N_part = 10765080312 # Number of total DM particles in the catalog (pre-determined)

with h5py.File('/global/cscratch1/sd/samgolds/dm_cat.h5' , 'w') as ff:    
    
    pos = ff.create_dataset("Position", dtype=("f8"), shape=(10765080312, 3))
    cur_index = 0

    # Iterate through all 256 DM catalog files 
    for i in range(256):

        # Load positions
        positional_data =  load_dark_matter_positions(dark_matter_file_str+"#"+str(i))
        
        # Save positions
        n_pos = positional_data.shape[0]
        pos[cur_index:cur_index+n_pos] = positional_data
        cur_index += n_pos

        # Update progress
        progress_bar(i, 256)

### **Computing Galaxy and Matter Power Spectra Using Loaded Data**

I compute power spectra using nbodykit, which utilizes streaming for h5 files (this is very useful in avoiding memory errors when computing matter cross and auto power spectra as the DM file is very large). It can probably compute 2-point correlation functions as well.

In [None]:
from nbodykit.lab import *
from nbodykit import style

box_size = 3000*100/H0

# Grid size to compute power spectra on
N = 1536

# Location of saved h5 positions for galaxies and DM
gal_cat_str ='/global/cscratch1/sd/samgolds/gal_cat_24_5.h5'
dm_cat_str = '/global/cscratch1/sd/samgolds/dm_cat.h5'


def load_mesh_h5(cat_str, N):
    """Helper function to create nbodykit mesh from h5 file"""
    
    print("Initializing H5 Catalog")
    f =  HDFCatalog(cat_str)
    f.attrs['BoxSize'] = box_size
    
    print("Constructing Mesh")
    return  f.to_mesh(Nmesh=N, compensated=True)    

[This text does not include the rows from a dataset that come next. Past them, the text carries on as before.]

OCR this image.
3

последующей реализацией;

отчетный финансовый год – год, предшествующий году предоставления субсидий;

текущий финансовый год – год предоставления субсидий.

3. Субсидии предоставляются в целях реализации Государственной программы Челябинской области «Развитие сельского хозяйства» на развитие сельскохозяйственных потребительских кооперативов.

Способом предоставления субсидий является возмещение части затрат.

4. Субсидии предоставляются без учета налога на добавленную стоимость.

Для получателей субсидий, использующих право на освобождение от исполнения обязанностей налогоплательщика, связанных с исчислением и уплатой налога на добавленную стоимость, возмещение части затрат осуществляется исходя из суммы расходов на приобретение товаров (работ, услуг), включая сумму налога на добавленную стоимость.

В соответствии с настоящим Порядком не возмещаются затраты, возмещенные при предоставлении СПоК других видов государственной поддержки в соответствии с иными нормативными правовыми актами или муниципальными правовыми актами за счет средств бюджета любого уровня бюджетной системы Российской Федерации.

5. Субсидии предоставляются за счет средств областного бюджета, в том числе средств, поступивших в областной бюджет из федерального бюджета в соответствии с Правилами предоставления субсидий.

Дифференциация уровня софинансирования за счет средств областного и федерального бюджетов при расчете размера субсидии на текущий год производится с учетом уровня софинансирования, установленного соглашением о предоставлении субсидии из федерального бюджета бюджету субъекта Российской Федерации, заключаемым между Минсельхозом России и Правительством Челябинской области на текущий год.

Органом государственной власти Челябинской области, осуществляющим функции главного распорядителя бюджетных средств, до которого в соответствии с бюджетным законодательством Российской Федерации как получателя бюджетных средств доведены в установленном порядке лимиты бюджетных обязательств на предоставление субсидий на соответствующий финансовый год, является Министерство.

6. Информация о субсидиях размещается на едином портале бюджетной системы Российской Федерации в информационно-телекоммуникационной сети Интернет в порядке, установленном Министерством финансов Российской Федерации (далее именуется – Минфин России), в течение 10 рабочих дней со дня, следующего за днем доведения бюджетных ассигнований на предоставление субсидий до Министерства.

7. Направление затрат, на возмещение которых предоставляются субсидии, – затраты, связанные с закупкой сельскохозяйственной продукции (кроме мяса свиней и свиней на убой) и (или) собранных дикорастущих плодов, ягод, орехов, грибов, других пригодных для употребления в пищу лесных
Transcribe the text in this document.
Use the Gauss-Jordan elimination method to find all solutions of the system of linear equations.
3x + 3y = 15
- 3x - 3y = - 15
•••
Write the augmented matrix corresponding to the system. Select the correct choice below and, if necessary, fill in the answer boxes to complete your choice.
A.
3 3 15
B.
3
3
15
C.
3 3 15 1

# Construct galaxy mesh (should be very fast)
mesh_gal = load_mesh_h5(gal_cat_str, N)
mesh_dm = load_mesh_h5(dm_cat_str, N)

# Compute power spectra (for galaxy-galaxy this could take around an hour, for galaxy/matter and matter-matter could take up to 5)
print("Computing Power:")
P_3D_gg = FFTPower(mesh_gal, mode='1d', dk=0.01, kmin=0.001)
P_3D_mm = FFTPower(mesh_dm, mode='1d', dk=0.01, kmin=0.001)
P_3D_mg = FFTPower(mesh_dm, second=mesh_gal, mode='1d', dk=0.01, kmin=0.001)